Tree within the boundary


What is the situation if there is a tree 10 metres inside the boundary and the ball hits this tree?


Law 19.1 (a) requires the umpires and captains, before the toss, to agree the boundary of the field of play. Section (c) of the same Law indicates that it is the umpires’ responsibility to decide, also before the toss, whether or not an obstacle within the boundary, such as the tree you describe, is to be regarded as a boundary. It may be worth mentioning that no such decision can be made about a sight-screen. It has to be outside the boundary.

If the umpires have decided that the tree is to be regarded as a boundary then all the provisions regarding boundaries will apply. As soon as the ball in play, or a fielder in contact with the ball touches any part of the tree, a boundary will be scored and the ball will become dead. The allowance will depend on what was decided before the toss and whether the conditions for a boundary 6 apply or not. If the umpires have not decided that the tree is to be regarded as a boundary, then the ball touching it will remain in play.

[Law reference: 19.1]

Large curved object as boundary marking

If a large object with a curved surface marks part of the boundary, the line joining its innermost points may be high enough for the ball to travel under this line, passing it before touching the object itself. This is not to be regarded as coming into contact with the ground beyond the boundary edge.

field in play

Take as example a roller. For a boundary to be scored, it will be necessary to touch the surface of the roller, or the ground on the far side of the roller, or an object grounded on the far side of the roller. In this diagram, the ball has not yet touched the roller. A boundary has not been scored.

[Law reference: 19.2(c)(i)]

Boundary fence collapsing while ball is in play


A boundary fence collapses into the field of play and comes to rest face down, flat on the ground partly within the field of play, straddling the original base line of the fence. The ball is hit by the striker and touches a part of the fence that is within the field of play. The ball remains inside the field and does not travel past the original base line. Is the boundary the original base line?


There is an inference that Law 19.2 (e) will only apply when the fence has been removed from the field of play altogether.
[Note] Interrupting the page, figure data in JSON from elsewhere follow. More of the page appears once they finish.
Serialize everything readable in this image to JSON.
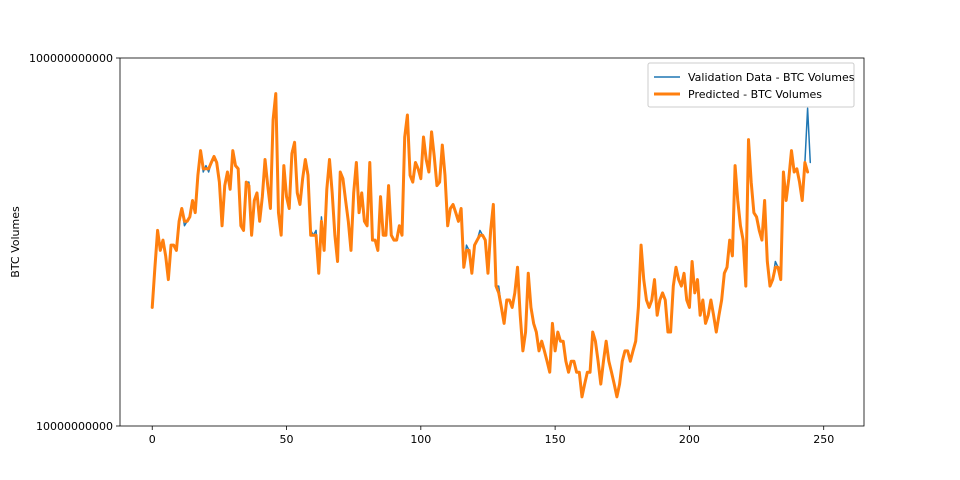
{
  "chart_data": {
    "type": "line",
    "title": "",
    "xlabel": "",
    "ylabel": "BTC Volumes",
    "yscale": "log",
    "xlim": [
      -12,
      265
    ],
    "ylim": [
      10000000000,
      100000000000
    ],
    "x_ticks": [
      0,
      50,
      100,
      150,
      200,
      250
    ],
    "x_tick_labels": [
      "0",
      "50",
      "100",
      "150",
      "200",
      "250"
    ],
    "y_ticks": [
      10000000000,
      100000000000
    ],
    "y_tick_labels": [
      "10000000000",
      "100000000000"
    ],
    "grid": false,
    "legend_position": "upper right",
    "x_start": 0,
    "series": [
      {
        "name": "Validation Data - BTC Volumes",
        "color": "#1f77b4",
        "line_width": 1.5,
        "values": [
          21000000000.0,
          27000000000.0,
          33000000000.0,
          30000000000.0,
          32000000000.0,
          29000000000.0,
          25000000000.0,
          31000000000.0,
          31000000000.0,
          30000000000.0,
          36000000000.0,
          39000000000.0,
          35000000000.0,
          36000000000.0,
          37000000000.0,
          41000000000.0,
          39000000000.0,
          49000000000.0,
          55000000000.0,
          49000000000.0,
          51000000000.0,
          49000000000.0,
          52000000000.0,
          53000000000.0,
          52000000000.0,
          46000000000.0,
          36000000000.0,
          45000000000.0,
          49000000000.0,
          44000000000.0,
          56000000000.0,
          51000000000.0,
          50000000000.0,
          35000000000.0,
          34000000000.0,
          46000000000.0,
          46000000000.0,
          33000000000.0,
          41000000000.0,
          43000000000.0,
          36000000000.0,
          42000000000.0,
          53000000000.0,
          46000000000.0,
          39000000000.0,
          68000000000.0,
          77000000000.0,
          38000000000.0,
          33000000000.0,
          51000000000.0,
          42000000000.0,
          39000000000.0,
          56000000000.0,
          58000000000.0,
          43000000000.0,
          40000000000.0,
          46000000000.0,
          53000000000.0,
          49000000000.0,
          34000000000.0,
          33000000000.0,
          34000000000.0,
          26000000000.0,
          37000000000.0,
          30000000000.0,
          44000000000.0,
          53000000000.0,
          43000000000.0,
          33000000000.0,
          28000000000.0,
          49000000000.0,
          47000000000.0,
          41000000000.0,
          36000000000.0,
          30000000000.0,
          43000000000.0,
          52000000000.0,
          38000000000.0,
          43000000000.0,
          36000000000.0,
          35000000000.0,
          52000000000.0,
          32000000000.0,
          32000000000.0,
          30000000000.0,
          42000000000.0,
          33000000000.0,
          33000000000.0,
          45000000000.0,
          33000000000.0,
          32000000000.0,
          32000000000.0,
          35000000000.0,
          33000000000.0,
          60000000000.0,
          70000000000.0,
          48000000000.0,
          46000000000.0,
          52000000000.0,
          50000000000.0,
          47000000000.0,
          61000000000.0,
          53000000000.0,
          49000000000.0,
          61000000000.0,
          54000000000.0,
          45000000000.0,
          46000000000.0,
          58000000000.0,
          48000000000.0,
          35000000000.0,
          39000000000.0,
          40000000000.0,
          38000000000.0,
          36000000000.0,
          39000000000.0,
          27000000000.0,
          31000000000.0,
          30000000000.0,
          26000000000.0,
          31000000000.0,
          32000000000.0,
          34000000000.0,
          33000000000.0,
          32000000000.0,
          26000000000.0,
          34000000000.0,
          40000000000.0,
          24000000000.0,
          24000000000.0,
          21000000000.0,
          19000000000.0,
          22000000000.0,
          22000000000.0,
          21000000000.0,
          23000000000.0,
          27000000000.0,
          20000000000.0,
          16000000000.0,
          18000000000.0,
          26000000000.0,
          21000000000.0,
          19000000000.0,
          18000000000.0,
          16000000000.0,
          17000000000.0,
          16000000000.0,
          15000000000.0,
          14000000000.0,
          19000000000.0,
          16000000000.0,
          18000000000.0,
          17000000000.0,
          17000000000.0,
          15000000000.0,
          14000000000.0,
          15000000000.0,
          15000000000.0,
          14000000000.0,
          14000000000.0,
          12000000000.0,
          13000000000.0,
          14000000000.0,
          14000000000.0,
          18000000000.0,
          17000000000.0,
          15000000000.0,
          13000000000.0,
          15000000000.0,
          17000000000.0,
          15000000000.0,
          14000000000.0,
          13000000000.0,
          12000000000.0,
          13000000000.0,
          15000000000.0,
          16000000000.0,
          16000000000.0,
          15000000000.0,
          16000000000.0,
          17000000000.0,
          21000000000.0,
          31000000000.0,
          25000000000.0,
          22000000000.0,
          21000000000.0,
          22000000000.0,
          25000000000.0,
          20000000000.0,
          22000000000.0,
          23000000000.0,
          22000000000.0,
          18000000000.0,
          18000000000.0,
          24000000000.0,
          27000000000.0,
          25000000000.0,
          24000000000.0,
          26000000000.0,
          22000000000.0,
          21000000000.0,
          28000000000.0,
          23000000000.0,
          25000000000.0,
          20000000000.0,
          22000000000.0,
          19000000000.0,
          20000000000.0,
          22000000000.0,
          20000000000.0,
          18000000000.0,
          20000000000.0,
          22000000000.0,
          26000000000.0,
          27000000000.0,
          32000000000.0,
          29000000000.0,
          51000000000.0,
          41000000000.0,
          35000000000.0,
          32000000000.0,
          24000000000.0,
          60000000000.0,
          46000000000.0,
          38000000000.0,
          37000000000.0,
          34000000000.0,
          32000000000.0,
          41000000000.0,
          28000000000.0,
          24000000000.0,
          25000000000.0,
          28000000000.0,
          27000000000.0,
          25000000000.0,
          49000000000.0,
          41000000000.0,
          47000000000.0,
          56000000000.0,
          49000000000.0,
          50000000000.0,
          46000000000.0,
          41000000000.0,
          52000000000.0,
          73000000000.0,
          52000000000.0
        ]
      },
      {
        "name": "Predicted  - BTC Volumes",
        "color": "#ff7f0e",
        "line_width": 3,
        "values": [
          21000000000.0,
          27000000000.0,
          34000000000.0,
          30000000000.0,
          32000000000.0,
          29000000000.0,
          25000000000.0,
          31000000000.0,
          31000000000.0,
          30000000000.0,
          36000000000.0,
          39000000000.0,
          36000000000.0,
          36000000000.0,
          37000000000.0,
          41000000000.0,
          38000000000.0,
          48000000000.0,
          56000000000.0,
          50000000000.0,
          50000000000.0,
          50000000000.0,
          52000000000.0,
          54000000000.0,
          52000000000.0,
          46000000000.0,
          35000000000.0,
          45000000000.0,
          49000000000.0,
          44000000000.0,
          56000000000.0,
          51000000000.0,
          50000000000.0,
          35000000000.0,
          34000000000.0,
          46000000000.0,
          45000000000.0,
          33000000000.0,
          41000000000.0,
          43000000000.0,
          36000000000.0,
          42000000000.0,
          53000000000.0,
          45000000000.0,
          39000000000.0,
          68000000000.0,
          80000000000.0,
          38000000000.0,
          33000000000.0,
          51000000000.0,
          42000000000.0,
          39000000000.0,
          55000000000.0,
          59000000000.0,
          43000000000.0,
          40000000000.0,
          47000000000.0,
          53000000000.0,
          48000000000.0,
          33000000000.0,
          33000000000.0,
          33000000000.0,
          26000000000.0,
          36000000000.0,
          30000000000.0,
          44000000000.0,
          53000000000.0,
          43000000000.0,
          33000000000.0,
          28000000000.0,
          49000000000.0,
          47000000000.0,
          41000000000.0,
          36000000000.0,
          30000000000.0,
          43000000000.0,
          52000000000.0,
          38000000000.0,
          43000000000.0,
          36000000000.0,
          35000000000.0,
          52000000000.0,
          32000000000.0,
          32000000000.0,
          30000000000.0,
          42000000000.0,
          33000000000.0,
          33000000000.0,
          45000000000.0,
          33000000000.0,
          32000000000.0,
          32000000000.0,
          35000000000.0,
          33000000000.0,
          61000000000.0,
          70000000000.0,
          48000000000.0,
          46000000000.0,
          52000000000.0,
          50000000000.0,
          47000000000.0,
          61000000000.0,
          53000000000.0,
          49000000000.0,
          63000000000.0,
          54000000000.0,
          45000000000.0,
          46000000000.0,
          58000000000.0,
          48000000000.0,
          35000000000.0,
          39000000000.0,
          40000000000.0,
          38000000000.0,
          36000000000.0,
          39000000000.0,
          27000000000.0,
          30000000000.0,
          30000000000.0,
          26000000000.0,
          31000000000.0,
          32000000000.0,
          33000000000.0,
          33000000000.0,
          32000000000.0,
          26000000000.0,
          34000000000.0,
          40000000000.0,
          24000000000.0,
          23000000000.0,
          21000000000.0,
          19000000000.0,
          22000000000.0,
          22000000000.0,
          21000000000.0,
          23000000000.0,
          27000000000.0,
          20000000000.0,
          16000000000.0,
          18000000000.0,
          26000000000.0,
          21000000000.0,
          19000000000.0,
          18000000000.0,
          16000000000.0,
          17000000000.0,
          16000000000.0,
          15000000000.0,
          14000000000.0,
          19000000000.0,
          16000000000.0,
          18000000000.0,
          17000000000.0,
          17000000000.0,
          15000000000.0,
          14000000000.0,
          15000000000.0,
          15000000000.0,
          14000000000.0,
          14000000000.0,
          12000000000.0,
          13000000000.0,
          14000000000.0,
          14000000000.0,
          18000000000.0,
          17000000000.0,
          15000000000.0,
          13000000000.0,
          15000000000.0,
          17000000000.0,
          15000000000.0,
          14000000000.0,
          13000000000.0,
          12000000000.0,
          13000000000.0,
          15000000000.0,
          16000000000.0,
          16000000000.0,
          15000000000.0,
          16000000000.0,
          17000000000.0,
          21000000000.0,
          31000000000.0,
          25000000000.0,
          22000000000.0,
          21000000000.0,
          22000000000.0,
          25000000000.0,
          20000000000.0,
          22000000000.0,
          23000000000.0,
          22000000000.0,
          18000000000.0,
          18000000000.0,
          24000000000.0,
          27000000000.0,
          25000000000.0,
          24000000000.0,
          26000000000.0,
          22000000000.0,
          21000000000.0,
          28000000000.0,
          23000000000.0,
          25000000000.0,
          20000000000.0,
          22000000000.0,
          19000000000.0,
          20000000000.0,
          22000000000.0,
          20000000000.0,
          18000000000.0,
          20000000000.0,
          22000000000.0,
          26000000000.0,
          27000000000.0,
          32000000000.0,
          29000000000.0,
          51000000000.0,
          41000000000.0,
          35000000000.0,
          32000000000.0,
          24000000000.0,
          60000000000.0,
          46000000000.0,
          38000000000.0,
          37000000000.0,
          34000000000.0,
          32000000000.0,
          41000000000.0,
          28000000000.0,
          24000000000.0,
          25000000000.0,
          27000000000.0,
          27000000000.0,
          25000000000.0,
          49000000000.0,
          41000000000.0,
          47000000000.0,
          56000000000.0,
          49000000000.0,
          50000000000.0,
          46000000000.0,
          41000000000.0,
          52000000000.0,
          49000000000.0
        ]
      }
    ]
  }
}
It is correct to infer that the boundary becomes the original base line only after the collapsed fence has been removed. This removal is to be done as soon as the ball is dead. For the short period until the ball becomes dead it has to be considered that the fence still marks the boundary. As soon as the ball touches any part of the fence a boundary has been scored. In the case quoted, as the fence had not been removed, it must be assumed that the collapse occurred after the ball had come into play and that therefore the statements above apply. A boundary would be scored when the ball touched the fence, no matter which part of the fence it was.

[Law reference: 19.2(e)]

Interpretation of ‘6 runs’ in Law 19.4(c) – runs allowed for boundaries


The Law instructs that captains and umpires are to agree not only what constitutes the boundary of the field of play but also the allowances for boundaries. If there is such an agreement that the normal 4 and 6 are to be replaced with other values, e.g. 3 and 5, should the award of 6 runs in this Law be interpreted as the agreed value, that is 5 in example?


No. It is intended that this should be an award to the batting side for an error by the fielder, rather than a normal boundary. The award should be 6 runs whatever may have been agreed about allowances.